[Noble, in his Memoirs of the House of Cromwell, vol. ii. p. 369., says, "It is most probable that Fleetwood had issue by his second wife Bridget, especially as he mentions that she was in an increasing way in several of his letters, written in 1654 and 1655. It is highly probable Mr. Charles Fleetwood, who was buried at Stoke Newington, May 14, 1676, was his son by the Protector's daughter, as perhaps was Ellen Fleetwood, buried in the same place in a velvet coffin, July 25, 1731; if so, she must have been, at the time of her death, upwards of seventy years of age.">[

Culet.—In my bills from Christ Church, Oxford, there is a charge of sixpence every term for culet. What is this?

B. R. I.

[In old time there was a collection made every year for the doctors, masters, and beadles, and this was called collecta or culet: the latter word is now used for a customary fee paid to the beadles. "I suppose," says Hearne, "that when this was gathered for the doctors and masters it was only for such doctors and masters as taught and read to scholars, of Which sort there was a vast number in old time, and such a collection was therefore made, that they might proceed with the more alacrity, and that their dignity might be better supported."—Appendix to Hist. Rob. de Avesbury.]


Replies.

THE ASTEROIDS OR RECENTLY DISCOVERED LESSER PLANETS.

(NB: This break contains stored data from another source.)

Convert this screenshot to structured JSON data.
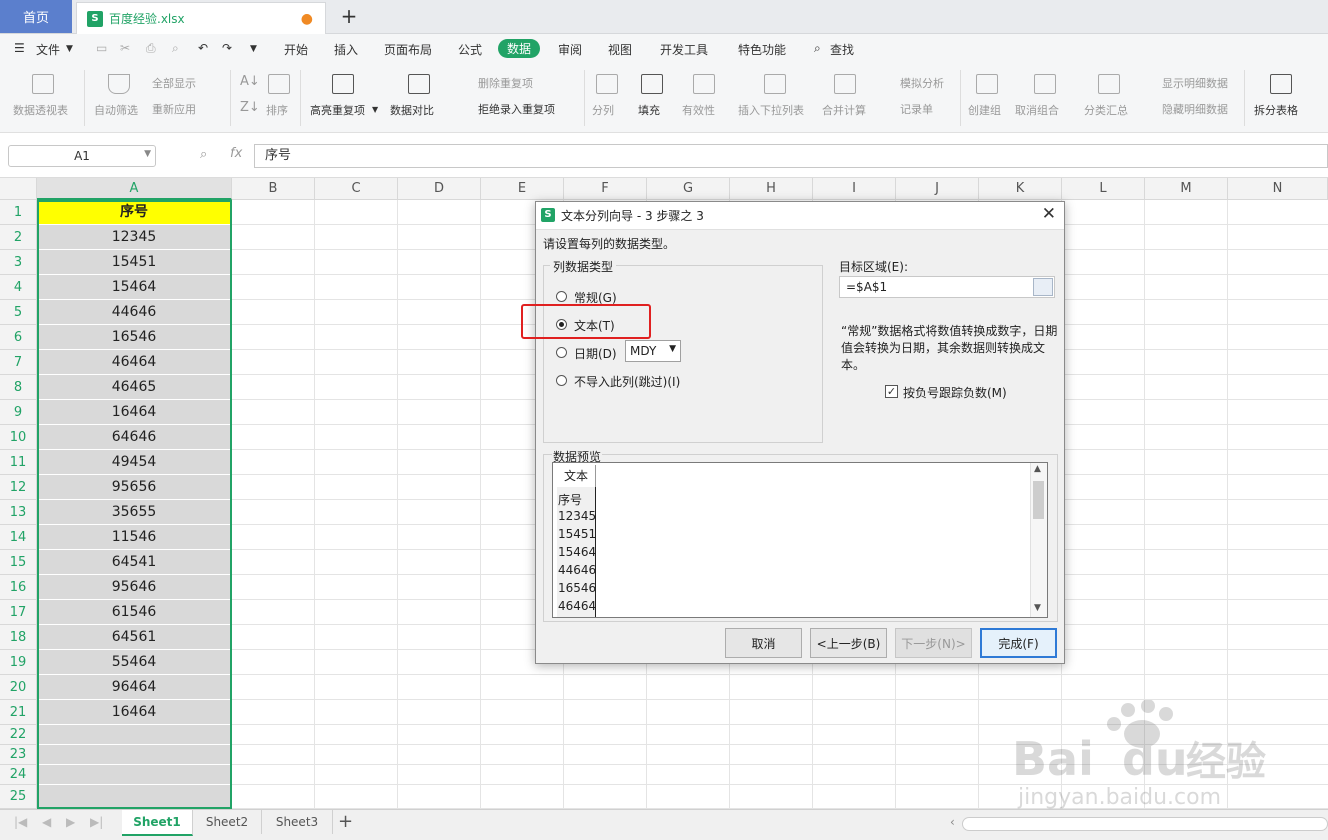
{
  "tabbar": {
    "home": "首页",
    "file_name": "百度经验.xlsx",
    "xls_icon": "S"
  },
  "menubar": {
    "file": "文件",
    "items": [
      "开始",
      "插入",
      "页面布局",
      "公式",
      "数据",
      "审阅",
      "视图",
      "开发工具",
      "特色功能"
    ],
    "search": "查找"
  },
  "ribbon": {
    "pivot": "数据透视表",
    "autofilter": "自动筛选",
    "show_all": "全部显示",
    "reapply": "重新应用",
    "sort": "排序",
    "highlight_dup": "高亮重复项",
    "compare": "数据对比",
    "remove_dup": "删除重复项",
    "reject_dup": "拒绝录入重复项",
    "split": "分列",
    "fill": "填充",
    "validity": "有效性",
    "insert_dropdown": "插入下拉列表",
    "merge_calc": "合并计算",
    "simulate": "模拟分析",
    "record": "记录单",
    "group": "创建组",
    "ungroup": "取消组合",
    "subtotal": "分类汇总",
    "show_detail": "显示明细数据",
    "hide_detail": "隐藏明细数据",
    "split_table": "拆分表格"
  },
  "formula_bar": {
    "cell_ref": "A1",
    "fx": "fx",
    "content": "序号"
  },
  "grid": {
    "columns": [
      "A",
      "B",
      "C",
      "D",
      "E",
      "F",
      "G",
      "H",
      "I",
      "J",
      "K",
      "L",
      "M",
      "N"
    ],
    "rows": [
      "1",
      "2",
      "3",
      "4",
      "5",
      "6",
      "7",
      "8",
      "9",
      "10",
      "11",
      "12",
      "13",
      "14",
      "15",
      "16",
      "17",
      "18",
      "19",
      "20",
      "21",
      "22",
      "23",
      "24",
      "25"
    ],
    "colA": [
      "序号",
      "12345",
      "15451",
      "15464",
      "44646",
      "16546",
      "46464",
      "46465",
      "16464",
      "64646",
      "49454",
      "95656",
      "35655",
      "11546",
      "64541",
      "95646",
      "61546",
      "64561",
      "55464",
      "96464",
      "16464",
      "",
      "",
      "",
      ""
    ]
  },
  "sheets": [
    "Sheet1",
    "Sheet2",
    "Sheet3"
  ],
  "dialog": {
    "title": "文本分列向导 - 3 步骤之 3",
    "prompt": "请设置每列的数据类型。",
    "group_label": "列数据类型",
    "opt_general": "常规(G)",
    "opt_text": "文本(T)",
    "opt_date": "日期(D)",
    "date_format": "MDY",
    "opt_skip": "不导入此列(跳过)(I)",
    "target_label": "目标区域(E):",
    "target_value": "=$A$1",
    "description": "“常规”数据格式将数值转换成数字，日期值会转换为日期，其余数据则转换成文本。",
    "negative_label": "按负号跟踪负数(M)",
    "preview_label": "数据预览",
    "preview_header": "文本",
    "preview_rows": [
      "序号",
      "12345",
      "15451",
      "15464",
      "44646",
      "16546",
      "46464"
    ],
    "btn_cancel": "取消",
    "btn_back": "<上一步(B)",
    "btn_next": "下一步(N)>",
    "btn_finish": "完成(F)"
  },
  "watermark": {
    "brand_a": "Bai",
    "brand_b": "du",
    "brand_c": "经验",
    "url": "jingyan.baidu.com"
  },
  "colors": {
    "accent": "#21a366",
    "home_tab": "#5b7fcd",
    "header_fill": "#ffff00",
    "highlight_box": "#e02020"
  }
}
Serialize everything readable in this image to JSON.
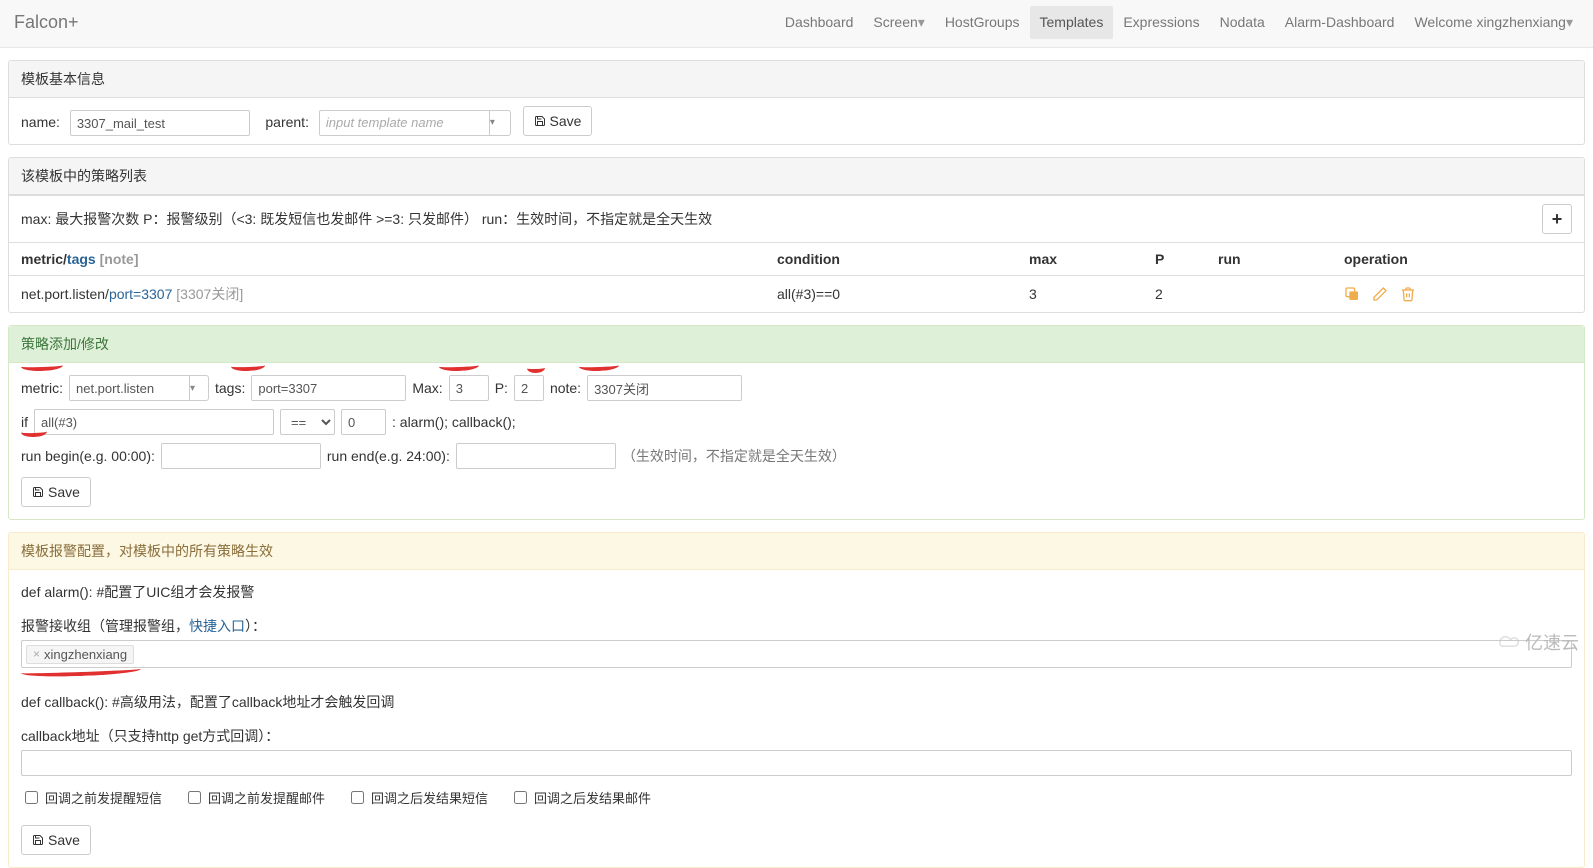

(Vol. vii., p. 211.; Vol. viii., p. 601.)

Quæstor has asked me a question to which I will not refuse a reply. If he thinks that the breaking up of a planetary world is a mere fancy, he may consult Sir John Herschel's Astronomy, § 434., in Lardner's series, ed. 1833, in which the supposition was treated as doubtful, and farther discoveries were declared requisite for its confirmation; and Professor Mitchell's Discoveries of Modern Astronomy, Lond. 1850, pp. 163-171., where such discoveries are detailed, and the progress of the proof is narrated and explained. It may be briefly stated as follows:—In the last century, Professor Bode discovered the construction of a regular series of numbers, in coincidence with which the distances of all the known planets from the sun had been arranged by their Creator, saving one exception. Calling the earth's solar distance 10, the next numbers in the series are 16, 28, 52. The distances answering to 16 and 52, on this scale, are respectively occupied by the planets Mars and Jupiter; but the position of 28 seemed unoccupied. It was not likely that the Creator should have left the methodical order of his work incomplete. A few patient observers agreed, therefore, to divide amongst themselves that part of the heavens which a planet revolving at the vacant distance might be expected to traverse; and that each should keep up a continuous examination of the portion assigned to him. And the result was the discovery by Piazzi, in 1801, of a planet revolving at the expected solar distance, but so minute that the elder Herschel computed its diameter to be no more than 163 miles. The discovery of a second by Olbers, in the

following year, led him to conjecture and suggest that these were fragments of a whole, which, at its first creation, had occupied the vacant position, with a magnitude not disproportionate to that assigned to the other planets. Since then there have been, and continue to be, discoveries of more and more such fragmental planets, all moving at solar distances so close upon that numbered 28, as to pass each other almost, as has been said, within peril; but in orbits which seem capriciously elevated and depressed, when referred to the planes assigned for the course of the regular planets; so that, to most minds capable of appreciating these facts, it will seem that Olber's conjecture has been marvellously confirmed.